Someone earning the London Living Wage would see a boost of £178, or 0.83 per cent, to their income, whereas another person earning £200,000 would see tax savings of £3,254, representing 1.63 per cent of their income. Yes, everyone benefits from the change, but the benefits certainly aren’t targeted in any coherent way.
Reducing income tax right on the heels of an effective increase to National Insurance would also worsen the design of the tax system. It would continue to shift the tax burden away from income and onto earnings from work.
Workers are seeing the tax on their take-home pay go up as a result of the levy, whereas a cut in income tax would also benefit people who receive rental income or pensions.
Cutting inheritance tax would have a similar effect.
Inheritances are already more lightly taxed than income from work. Indeed, while inheritence tax receipts are forecast to have increased by almost 150 per cent between 1995 and 2022-23, the total value of estates is set to increase by 300 per cent over the same time period. And in any case, in a given year less than 5 per cent of estates are liable to inheritence tax; most people do not receive a large enough inheritance to attract the tax. Cutting this tax may win votes, but the benefits would largely flow to already well-off estates.

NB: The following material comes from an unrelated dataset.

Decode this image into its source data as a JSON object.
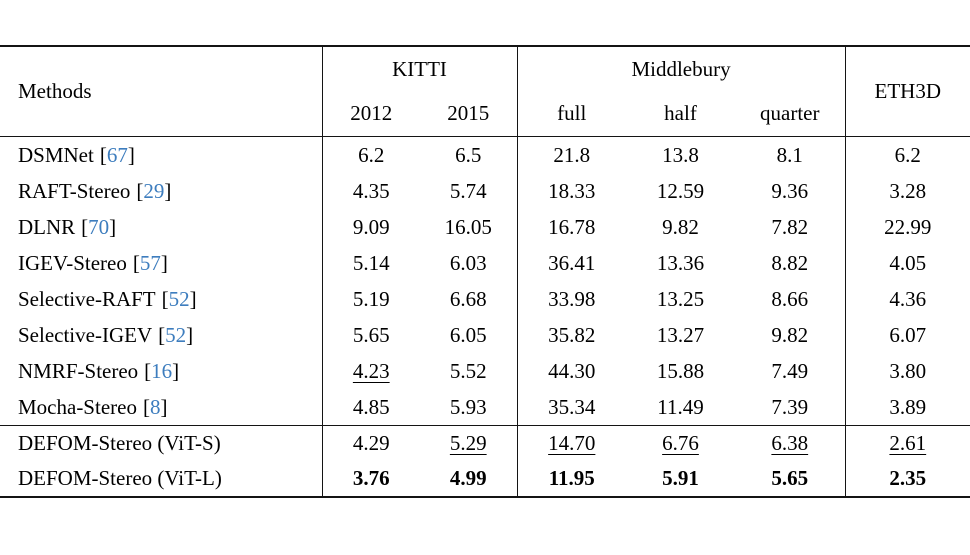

Of course, there are taxes which should be cut. But the combination currently being contemplated by the Chancellor would further widen the inter- and intragenerational gaps in the tax system, with taxes on young workers increasing as the burden is eased on wealthy pensioners.
Rather, the Government should be looking at ways to rebalance the tax burden, especially to shift the burden away from work and onto other forms of economic activity – particularly wealth, which is relatively undertaxed.
The Government’s current approach to tax policy seems haphazard, driven more by political contingencies than strategy. To deliver long-lasting and meaningful tax reform, the Government must show greater consistency in its fiscal objectives, and greater vision in its approach to reform.